Thanks everyone for the your contributions (apart from the PS5 comments :rolleyes:) after having taken all the advice on board and doing my own research I'll be going the AMD route. I'm not convinced that the 3800 will be able to match the 9900 in outright gaming performance but I don't think the difference will be significant and it's not a dead end platform with a bunch of security issues. I think I'll invest in a x570 taichi and get the best 3000 series chip I can afford with a view to potentially upgrading later down the line.
 
Thanks everyone for the your contributions (apart from the PS5 comments :rolleyes:) after having taken all the advice on board and doing my own research I'll be going the AMD route. I'm not convinced that the 3800 will be able to match the 9900 in outright gaming performance but I don't think the difference will be significant and it's not a dead end platform with a bunch of security issues. I think I'll invest in a x570 taichi and get the best 3000 series chip I can afford with a view to potentially upgrading later down the line.
The impartial wise choice as far as I can discern. ;)
 
It is the wisest choice as far as i can see it.
While i think ultimately the two cpus will come out very close the pro's and con's for each ... after taking into account performance which is likely similar.. well it does point to AMD.
 
As I was saying

  • MSI MPG X570 Gaming Plus (219 Euro)
  • MSI MPG X570 Gaming Edge WiFi (239 Euro)
  • MSI MPG X570 Gaming Pro Carbon WiFi (299 Euro)
  • MSI MEG X570 Ace (429 Euro)
  • MSI Prestige X570 Creation (539 Euro)
  • MSI MEG X570 Godlike (777 Euro)


x570 boards are expensive!

the x570 godlike is 200 Euro more than the z390 equivalent
 
What the hell do you lot see in the 9900?
I see a pushed past the max chip with huge heat and power problems on an old platform with no future and the best of all so badly compromised with security it doubles as swiss cheese.

Exceptionally naive to be buying into such a bad product when you will have options elsewhere especially for the stupid money intel wants.
Because it has an Intel logo on it.
 
HT off will fully protect against Zombieload but will expose to Fallout is what i read.

Best re-check your source. The researchers say HT off reduces the impact and actually recommend it.

How do I mitigate these vulnerabilities?

Intel has provided CPU microcode updates, and recommendations for mitigation strategies for operating system (and hypervisor) software.

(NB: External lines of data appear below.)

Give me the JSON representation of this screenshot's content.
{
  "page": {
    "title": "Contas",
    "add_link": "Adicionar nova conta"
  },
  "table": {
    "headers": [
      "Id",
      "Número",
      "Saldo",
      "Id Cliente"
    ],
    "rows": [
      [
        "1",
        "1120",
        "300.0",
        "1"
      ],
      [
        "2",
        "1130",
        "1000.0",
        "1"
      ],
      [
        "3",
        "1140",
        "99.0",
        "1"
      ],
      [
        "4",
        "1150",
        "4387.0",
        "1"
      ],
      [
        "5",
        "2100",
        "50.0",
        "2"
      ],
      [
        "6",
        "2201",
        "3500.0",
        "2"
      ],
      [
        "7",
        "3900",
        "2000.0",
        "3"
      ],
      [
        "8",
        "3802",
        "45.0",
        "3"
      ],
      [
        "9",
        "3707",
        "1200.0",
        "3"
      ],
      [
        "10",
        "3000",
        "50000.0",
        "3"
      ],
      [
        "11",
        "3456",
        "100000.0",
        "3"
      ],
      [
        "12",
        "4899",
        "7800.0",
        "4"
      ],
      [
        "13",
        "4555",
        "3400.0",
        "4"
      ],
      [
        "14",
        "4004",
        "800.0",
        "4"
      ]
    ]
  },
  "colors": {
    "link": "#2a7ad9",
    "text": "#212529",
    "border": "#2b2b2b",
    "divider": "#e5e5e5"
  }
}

See Intel's Security Advisory for more details. We recommend you install the software updates provided by your operating system and/or hypervisor vendor.

In addition, we recommend disabling Simultaneous Multi-Threading (SMT), also known as Intel® Hyper-Threading Technology, which significantly reduces the impact of MDS-based attacks without the cost of more complex mitigations. Note that you might still be vulnerable despite disabling SMT, as MDS does not strictly rely on the presence of SMT.

https://mdsattacks.com/
 
MDS is Zombieload. Fallout is not MDS.
The researchers seem to think it is. The first paragraph of the same website:
The RIDL and Fallout speculative execution attacks allow attackers to leak private data across arbitrary security boundaries on a victim system, for instance compromising data held in the cloud or leaking your data to malicious websites. Our attacks leak data by exploiting the 4 newly disclosed Microarchitectural Data Sampling (or MDS) side-channel vulnerabilities in Intel CPUs.